Indeed, one of the most important things we can do to improve our love lives, and bring our spiritual practice into the bedroom, is to maintain moment-by-moment awareness of exactly what is happening in the NOW.

After all, who wants their partner to be distracted and thinking about other things while under the sheets?

 5. Reverence

Albert Schweitzer wrote, “by having a reverence for life, we enter into a spiritual relationship with the world.” Reverence is one of the most beautiful and spiritual attitudes we can bring to the bedroom.

This might look like cock or yoni worshipping, but it actually means deeply appreciating the person we are with and the special connection we are forming.

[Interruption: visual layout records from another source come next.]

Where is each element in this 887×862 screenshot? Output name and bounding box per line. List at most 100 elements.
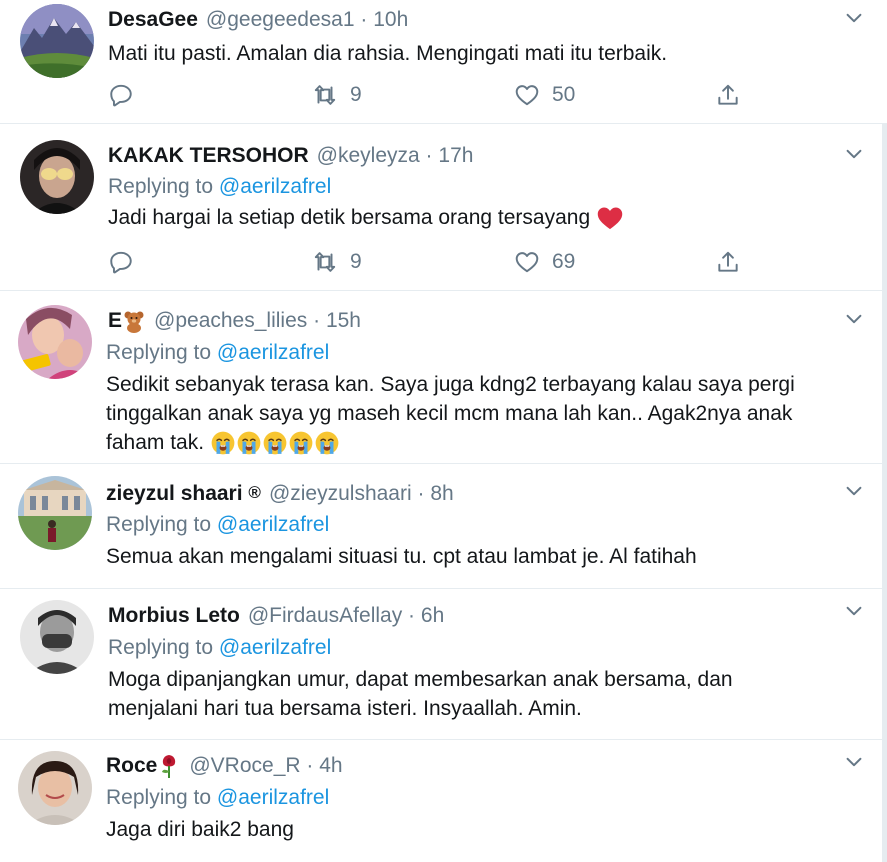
replying-to: Replying to @aerilzafrel	[108, 634, 331, 662]
reply-button[interactable]	[108, 247, 134, 277]
crying-face-icon	[288, 430, 314, 456]
mention-link[interactable]: @aerilzafrel	[219, 636, 331, 659]
user-photo-icon	[18, 751, 92, 825]
tweet-3[interactable]: E @peaches_lilies · 15h Replying to @aeri…	[0, 291, 887, 463]
handle[interactable]: @zieyzulshaari	[269, 482, 412, 505]
timestamp[interactable]: 6h	[421, 604, 444, 627]
crying-face-icon	[314, 430, 340, 456]
display-name[interactable]: DesaGee	[108, 8, 198, 31]
tweet-header: Morbius Leto @FirdausAfellay · 6h	[108, 602, 444, 630]
crying-face-icon	[262, 430, 288, 456]
display-name[interactable]: Roce	[106, 754, 157, 777]
reply-icon	[108, 82, 134, 108]
handle[interactable]: @keyleyza	[317, 144, 420, 167]
timestamp[interactable]: 10h	[373, 8, 408, 31]
tweet-5[interactable]: Morbius Leto @FirdausAfellay · 6h Replyin…	[0, 589, 887, 739]
chevron-down-icon[interactable]	[843, 7, 865, 29]
tweet-header: E @peaches_lilies · 15h	[108, 307, 361, 335]
avatar[interactable]	[20, 600, 94, 674]
tweet-text: Mati itu pasti. Amalan dia rahsia. Mengi…	[108, 42, 668, 65]
mountain-landscape-icon	[20, 4, 94, 78]
user-photo-icon	[18, 305, 92, 379]
timestamp[interactable]: 15h	[326, 309, 361, 332]
tweet-text: Semua akan mengalami situasi tu. cpt ata…	[106, 545, 697, 568]
tweet-6[interactable]: Roce @VRoce_R · 4h Replying to @aerilzafr…	[0, 740, 887, 862]
separator-dot: ·	[306, 754, 314, 777]
handle[interactable]: @peaches_lilies	[154, 309, 307, 332]
like-count: 50	[552, 83, 576, 106]
tweet-1[interactable]: DesaGee @geegeedesa1 · 10h Mati itu pasti…	[0, 0, 887, 124]
chevron-down-icon[interactable]	[843, 751, 865, 773]
teddy-bear-icon	[124, 311, 144, 334]
handle[interactable]: @geegeedesa1	[206, 8, 355, 31]
tweet-text-line: Moga dipanjangkan umur, dapat membesarka…	[108, 668, 733, 691]
replying-label: Replying to	[106, 786, 212, 809]
replying-to: Replying to @aerilzafrel	[106, 511, 329, 539]
chevron-down-icon[interactable]	[843, 600, 865, 622]
heart-icon	[514, 249, 540, 275]
chevron-down-icon[interactable]	[843, 143, 865, 165]
tweet-header: Roce @VRoce_R · 4h	[106, 752, 343, 780]
like-count: 69	[552, 250, 576, 273]
separator-dot: ·	[408, 604, 416, 627]
retweet-count: 9	[350, 83, 362, 106]
avatar[interactable]	[18, 476, 92, 550]
mention-link[interactable]: @aerilzafrel	[217, 513, 329, 536]
retweet-count: 9	[350, 250, 362, 273]
tweet-actions: 9 50	[108, 80, 748, 110]
registered-symbol: ®	[248, 483, 261, 502]
chevron-down-icon[interactable]	[843, 480, 865, 502]
separator-dot: ·	[425, 144, 433, 167]
timestamp[interactable]: 8h	[430, 482, 453, 505]
replying-label: Replying to	[106, 341, 212, 364]
share-button[interactable]	[715, 247, 741, 277]
display-name[interactable]: zieyzul shaari	[106, 482, 243, 505]
replying-label: Replying to	[108, 636, 214, 659]
tweet-2[interactable]: KAKAK TERSOHOR @keyleyza · 17h Replying t…	[0, 124, 887, 290]
mention-link[interactable]: @aerilzafrel	[219, 175, 331, 198]
tweet-actions: 9 69	[108, 247, 748, 277]
red-heart-icon	[596, 204, 624, 232]
share-button[interactable]	[715, 80, 741, 110]
tweet-text-line: tinggalkan anak saya yg maseh kecil mcm …	[106, 402, 793, 425]
handle[interactable]: @VRoce_R	[189, 754, 300, 777]
display-name[interactable]: KAKAK TERSOHOR	[108, 144, 309, 167]
reply-button[interactable]	[108, 80, 134, 110]
chevron-down-icon[interactable]	[843, 308, 865, 330]
share-icon	[715, 249, 741, 275]
separator-dot: ·	[360, 8, 368, 31]
tweet-header: DesaGee @geegeedesa1 · 10h	[108, 6, 408, 34]
tweet-text-line: menjalani hari tua bersama isteri. Insya…	[108, 697, 582, 720]
mention-link[interactable]: @aerilzafrel	[217, 786, 329, 809]
replying-to: Replying to @aerilzafrel	[106, 784, 329, 812]
reply-icon	[108, 249, 134, 275]
retweet-button[interactable]: 9	[312, 247, 362, 277]
handle[interactable]: @FirdausAfellay	[248, 604, 402, 627]
timestamp[interactable]: 4h	[319, 754, 342, 777]
crying-face-icon	[210, 430, 236, 456]
avatar[interactable]	[20, 4, 94, 78]
tweet-text-line: Sedikit sebanyak terasa kan. Saya juga k…	[106, 373, 795, 396]
replying-to: Replying to @aerilzafrel	[108, 173, 331, 201]
tweet-text: Jadi hargai la setiap detik bersama oran…	[108, 204, 624, 232]
retweet-button[interactable]: 9	[312, 80, 362, 110]
tweet-text-line: Jadi hargai la setiap detik bersama oran…	[108, 206, 591, 229]
user-photo-icon	[20, 140, 94, 214]
tweet-4[interactable]: zieyzul shaari ® @zieyzulshaari · 8h Repl…	[0, 464, 887, 588]
avatar[interactable]	[18, 305, 92, 379]
avatar[interactable]	[18, 751, 92, 825]
avatar[interactable]	[20, 140, 94, 214]
replying-label: Replying to	[108, 175, 214, 198]
timestamp[interactable]: 17h	[438, 144, 473, 167]
tweet-text: Jaga diri baik2 bang	[106, 818, 294, 841]
separator-dot: ·	[313, 309, 321, 332]
retweet-icon	[312, 249, 338, 275]
rose-icon	[162, 755, 176, 779]
heart-icon	[514, 82, 540, 108]
display-name[interactable]: E	[108, 309, 122, 332]
tweet-text-line: faham tak.	[106, 429, 340, 457]
like-button[interactable]: 69	[514, 247, 575, 277]
mention-link[interactable]: @aerilzafrel	[217, 341, 329, 364]
display-name[interactable]: Morbius Leto	[108, 604, 240, 627]
like-button[interactable]: 50	[514, 80, 575, 110]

Sex, even casual sex, can be a sacred and special act. What matters most is your intention. Why not come to this beautiful act with a deep respect for its power, and for the person whom you are with?

6. Nonattachment

Being nonattached means practicing the right action without being attached to the outcome.

In the case of our sex lives, this means being pleasure-oriented rather than orgasm-oriented. As Dorian Solot and Marshall Miller point out in I <3 Female Orgasm, orgasm-obsession often leads people astray, as both partners focus so much on the big O that they feel a sense of failure if it is not achieved.

Oftentimes, our genitals don’t do the exact things we want them to. And that’s ok. We can remain nonattached to the specific outcome and instead focus on what feels good. As the saying goes, “pleasure is the measure.